Meta gears up for mass firings this week: Reports

Facebook parent Meta is preparing for large-scale layoffs this week which is expected to affect many thousands of its workforce.

Meta's stock has fallen more than 70 per cent this year.
Meta's stock has fallen more than 70 per cent this year. Photo courtesy: Wikimedia

In a recent spate of tech job cuts after the industry's rapid growth during the pandemic, Meta Platforms Inc is planning to begin large-scale layoffs this week, according to people familiar with the matter, reported The Wall Street Journal (WSJ).

The layoffs are expected to affect many thousands of employees and an announcement is planned to come as soon as tomorrow, according to the people familiar with the matter.

Meta reported having more than 87,000 employees at the end of September. Company officials already told employees to cancel non-essential travel beginning this week, the people said.

The planned layoffs would be the first broad head-count reductions to occur in the company's 18-year history. The number of Meta employees expected to lose their jobs could be the largest to date at a major technology corporation in a year that has seen a tech-industry retrenchment, reported WSJ.

The Wall Street Journal reported in September that Meta was planning to cut expenses by at least 10 per cent in the coming months, in part through staff reductions.

The cuts are expected to be announced this week following several months of more targeted staffing reductions in which employees were managed out or saw their roles eliminated.

"Realistically, there are probably a bunch of people at the company who shouldn't be here," Mark Zuckerberg told employees at a companywide meeting at the end of June.

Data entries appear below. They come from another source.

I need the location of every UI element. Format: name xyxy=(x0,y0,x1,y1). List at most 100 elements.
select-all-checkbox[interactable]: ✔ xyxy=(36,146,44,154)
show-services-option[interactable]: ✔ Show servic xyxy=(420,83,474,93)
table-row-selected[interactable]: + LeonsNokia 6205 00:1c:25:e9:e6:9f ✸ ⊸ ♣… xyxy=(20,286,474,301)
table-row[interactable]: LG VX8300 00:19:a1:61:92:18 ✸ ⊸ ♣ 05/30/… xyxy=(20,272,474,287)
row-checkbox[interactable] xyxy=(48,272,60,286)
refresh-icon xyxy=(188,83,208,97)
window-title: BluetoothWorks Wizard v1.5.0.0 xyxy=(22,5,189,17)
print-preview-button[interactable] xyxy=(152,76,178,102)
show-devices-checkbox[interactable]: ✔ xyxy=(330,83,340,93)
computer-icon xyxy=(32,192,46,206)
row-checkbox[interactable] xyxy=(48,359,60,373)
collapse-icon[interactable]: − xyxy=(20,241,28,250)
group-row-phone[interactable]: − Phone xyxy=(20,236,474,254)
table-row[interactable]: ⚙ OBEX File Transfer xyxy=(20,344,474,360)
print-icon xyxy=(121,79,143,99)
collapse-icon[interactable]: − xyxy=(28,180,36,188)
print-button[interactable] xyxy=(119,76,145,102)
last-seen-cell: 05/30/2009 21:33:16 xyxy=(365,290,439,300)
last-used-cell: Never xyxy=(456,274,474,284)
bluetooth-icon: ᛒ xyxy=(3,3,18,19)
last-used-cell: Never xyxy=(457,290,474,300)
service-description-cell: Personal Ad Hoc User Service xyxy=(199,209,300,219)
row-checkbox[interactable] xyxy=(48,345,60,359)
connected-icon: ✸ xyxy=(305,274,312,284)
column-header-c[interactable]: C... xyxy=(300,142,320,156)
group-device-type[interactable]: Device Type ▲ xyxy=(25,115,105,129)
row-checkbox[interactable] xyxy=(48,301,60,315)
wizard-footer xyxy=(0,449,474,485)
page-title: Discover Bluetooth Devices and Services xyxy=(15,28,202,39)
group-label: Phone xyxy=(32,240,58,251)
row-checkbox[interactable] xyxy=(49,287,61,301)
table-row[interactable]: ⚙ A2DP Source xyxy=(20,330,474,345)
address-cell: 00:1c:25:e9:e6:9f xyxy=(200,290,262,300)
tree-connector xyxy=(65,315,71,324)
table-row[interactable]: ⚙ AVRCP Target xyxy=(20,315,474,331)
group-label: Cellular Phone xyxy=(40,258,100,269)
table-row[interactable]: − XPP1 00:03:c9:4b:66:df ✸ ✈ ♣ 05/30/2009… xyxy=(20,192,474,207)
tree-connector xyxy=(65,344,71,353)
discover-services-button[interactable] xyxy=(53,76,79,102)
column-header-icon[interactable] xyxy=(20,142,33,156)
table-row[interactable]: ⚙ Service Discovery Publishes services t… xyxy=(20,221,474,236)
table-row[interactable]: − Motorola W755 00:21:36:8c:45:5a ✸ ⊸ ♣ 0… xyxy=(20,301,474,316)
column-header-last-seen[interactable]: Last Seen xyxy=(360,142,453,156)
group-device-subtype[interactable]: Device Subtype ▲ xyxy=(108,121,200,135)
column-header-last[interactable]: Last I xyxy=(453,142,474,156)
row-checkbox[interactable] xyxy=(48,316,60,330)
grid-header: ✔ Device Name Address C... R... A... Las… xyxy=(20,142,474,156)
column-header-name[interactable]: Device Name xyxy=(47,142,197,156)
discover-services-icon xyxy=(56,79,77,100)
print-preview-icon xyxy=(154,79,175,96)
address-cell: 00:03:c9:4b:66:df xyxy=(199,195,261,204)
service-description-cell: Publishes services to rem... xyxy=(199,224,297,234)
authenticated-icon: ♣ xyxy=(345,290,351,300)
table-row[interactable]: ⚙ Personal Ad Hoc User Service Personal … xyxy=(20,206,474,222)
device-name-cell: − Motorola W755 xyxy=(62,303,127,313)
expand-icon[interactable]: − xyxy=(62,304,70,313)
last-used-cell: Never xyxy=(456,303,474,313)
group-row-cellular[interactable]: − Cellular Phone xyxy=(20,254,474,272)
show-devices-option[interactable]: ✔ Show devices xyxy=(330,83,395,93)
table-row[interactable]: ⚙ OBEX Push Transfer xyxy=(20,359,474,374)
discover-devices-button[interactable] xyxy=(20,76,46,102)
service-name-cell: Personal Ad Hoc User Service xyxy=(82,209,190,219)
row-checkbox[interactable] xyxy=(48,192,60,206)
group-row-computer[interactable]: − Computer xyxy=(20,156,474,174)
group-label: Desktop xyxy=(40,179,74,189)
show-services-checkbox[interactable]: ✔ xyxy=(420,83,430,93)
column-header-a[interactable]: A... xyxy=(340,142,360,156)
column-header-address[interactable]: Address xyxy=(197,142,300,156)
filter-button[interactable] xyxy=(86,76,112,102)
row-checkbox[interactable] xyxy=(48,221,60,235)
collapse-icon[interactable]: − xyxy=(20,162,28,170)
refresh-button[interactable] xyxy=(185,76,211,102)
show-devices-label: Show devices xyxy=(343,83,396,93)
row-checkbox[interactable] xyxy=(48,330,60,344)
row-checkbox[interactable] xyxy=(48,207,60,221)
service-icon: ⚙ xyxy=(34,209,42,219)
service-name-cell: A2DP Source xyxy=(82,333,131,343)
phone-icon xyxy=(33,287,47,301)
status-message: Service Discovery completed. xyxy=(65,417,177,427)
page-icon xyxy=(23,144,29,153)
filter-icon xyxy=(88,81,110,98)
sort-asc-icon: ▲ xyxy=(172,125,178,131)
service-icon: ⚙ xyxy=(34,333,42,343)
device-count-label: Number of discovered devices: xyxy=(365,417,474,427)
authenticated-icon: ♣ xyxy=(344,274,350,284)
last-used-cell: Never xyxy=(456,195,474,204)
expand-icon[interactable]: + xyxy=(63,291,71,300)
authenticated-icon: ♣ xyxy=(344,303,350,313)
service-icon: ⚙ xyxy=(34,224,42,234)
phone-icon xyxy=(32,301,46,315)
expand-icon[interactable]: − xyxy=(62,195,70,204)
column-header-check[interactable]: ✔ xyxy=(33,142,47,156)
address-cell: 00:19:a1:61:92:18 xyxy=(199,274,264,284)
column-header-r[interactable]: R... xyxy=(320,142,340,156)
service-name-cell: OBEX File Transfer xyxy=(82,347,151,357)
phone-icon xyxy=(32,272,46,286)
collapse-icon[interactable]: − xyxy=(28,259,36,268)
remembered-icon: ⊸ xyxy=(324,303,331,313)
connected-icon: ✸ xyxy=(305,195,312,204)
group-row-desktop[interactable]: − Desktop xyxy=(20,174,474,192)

Meta, like other tech giants, went on a hiring spree during the pandemic as life and business shifted more online. It added more than 27,000 employees in 2020 and 2021 combined and added a further 15,344 in the first nine months of this year--about one-fourth of that during the most recent quarter.

A spokesman for Meta declined to comment, referring to Chief Executive Mark Zuckerberg's recent statement that the company would "focus our investments on a small number of high-priority growth areas."

"So that means some teams will grow meaningfully, but most other teams will stay flat or shrink over the next year," he said on the company's third-quarter earnings call on October 26.

"In aggregate, we expect to end 2023 as either roughly the same size or even a slightly smaller organization than we are today," he added.

Meta's stock has fallen more than 70 per cent this year. The company has highlighted deteriorating macroeconomic trends, but investors have also been spooked by its spending and threats to the company's core social-media business, reported WSJ.

Growth for that business in many markets has stalled amid stiff competition from TikTok, and Apple Inc.'s requirement that users opt into the tracking of their devices has curtailed the ability of social media platforms to target ads.